We also remember how a ‘peoples’ democratic party’ subverted the will of the people and avoided every democratic ethic to perpetuate itself in power during the 2003 elections, a crime which the then leader of the party, Chief Audu Ogbeh, publicly admitted complicity. We remember the emasculation of the electoral body, INEC, and its complicity, in confederation with the judiciary, to desecrate our will to elect a better leadership. People, whom the party named itself after theirs, were subjected to an outrageous regime of state terror and a very liberal use of thugs to prevent them from voting especially in the Southeast and South-South.

 

Could a party which subverted elections to this extent be qualified to use the ‘democratic’ adjective? What is annoying about all of this is the shameless attitude of its leaders. One of them was publicly saying at a rally: “we have been in power yesterday, we are on it today and we will continue forever. We will destroy whoever we wish…”  And neither is the President nor any of his lieutenants is showing any remorse.
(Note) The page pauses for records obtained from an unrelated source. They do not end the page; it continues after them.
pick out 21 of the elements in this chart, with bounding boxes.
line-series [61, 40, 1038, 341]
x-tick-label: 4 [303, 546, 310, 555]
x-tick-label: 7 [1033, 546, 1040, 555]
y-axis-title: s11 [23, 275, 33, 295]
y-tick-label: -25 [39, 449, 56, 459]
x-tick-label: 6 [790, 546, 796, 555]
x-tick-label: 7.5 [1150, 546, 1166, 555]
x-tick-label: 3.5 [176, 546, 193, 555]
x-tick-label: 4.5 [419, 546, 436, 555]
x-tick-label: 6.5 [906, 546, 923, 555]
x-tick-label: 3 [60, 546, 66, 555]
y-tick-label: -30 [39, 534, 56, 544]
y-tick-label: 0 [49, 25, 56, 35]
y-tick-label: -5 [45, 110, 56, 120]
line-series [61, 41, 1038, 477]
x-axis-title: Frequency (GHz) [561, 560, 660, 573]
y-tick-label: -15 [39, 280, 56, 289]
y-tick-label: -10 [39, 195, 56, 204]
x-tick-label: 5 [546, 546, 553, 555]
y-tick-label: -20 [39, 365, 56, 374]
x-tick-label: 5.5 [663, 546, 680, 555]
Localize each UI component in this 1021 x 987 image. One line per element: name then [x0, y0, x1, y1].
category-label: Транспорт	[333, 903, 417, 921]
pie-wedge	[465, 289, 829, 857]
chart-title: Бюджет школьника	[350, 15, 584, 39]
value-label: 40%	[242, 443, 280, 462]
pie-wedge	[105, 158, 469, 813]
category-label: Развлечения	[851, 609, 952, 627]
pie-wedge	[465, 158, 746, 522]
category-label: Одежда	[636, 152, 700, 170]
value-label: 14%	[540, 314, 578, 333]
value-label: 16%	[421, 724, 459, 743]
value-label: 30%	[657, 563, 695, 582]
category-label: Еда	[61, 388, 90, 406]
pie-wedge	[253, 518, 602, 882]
After destroying the party through his inordinate ambition, he did not have the courage to apologize; instead, he rationalised his defeat – which came at the cost of several billions of naira and many lives – as a victory for democracy. Now, reports early this week indicated that Tony Anenih, the most influential member of the party after the President, is asking the legislators who collected the multimillion naira bribe to return it! And Ribadu is as silent as Mantu and Fani Kayode.

 

The last question is: Does PDP deserve to be called a political party, in the democratic sense of the word? Though we cannot deny it the epithet of a party, it cannot claim by any stretch of imagination any right to a democratic connotation. It is a political party in name, but a syndicate in fact. It should better answer the name Peoples’ Deception Party, still PDP. We cannot see any difference between it and other instrument of dictatorship throughout the world.

 

What is the future of PDP then? In my last article, I have alluded to the bleak prospects of the party beyond 2007. We cannot undertake its salvation; it alone can do so. On the other hand, it can continue to be a haven for people who believe in corruption, in the supremacy of self interest, in the life presidency of Obasanjo, in winning elections through deceit and rigging, in impoverishing our population, and in undermining every democratic institution.

 

I will join other Nigerians in appealing to the PDP to redeem itself. If it fails, I will further advise that those of its members who truly believe in democracy should decamp from the party, each at the appropriate time, to where democratic ideals will govern their conduct and people will remain their focus. The collapse of the PDP will send a strong signal to politicians that no coconut headed person will ever contemplate taking our interest for granted, no matter the resources he wields. The nation has the ability to pull him down. We must remain a free country. In that case also, the party may rest in pieces, as did NPC, NPN and UNCP in the past.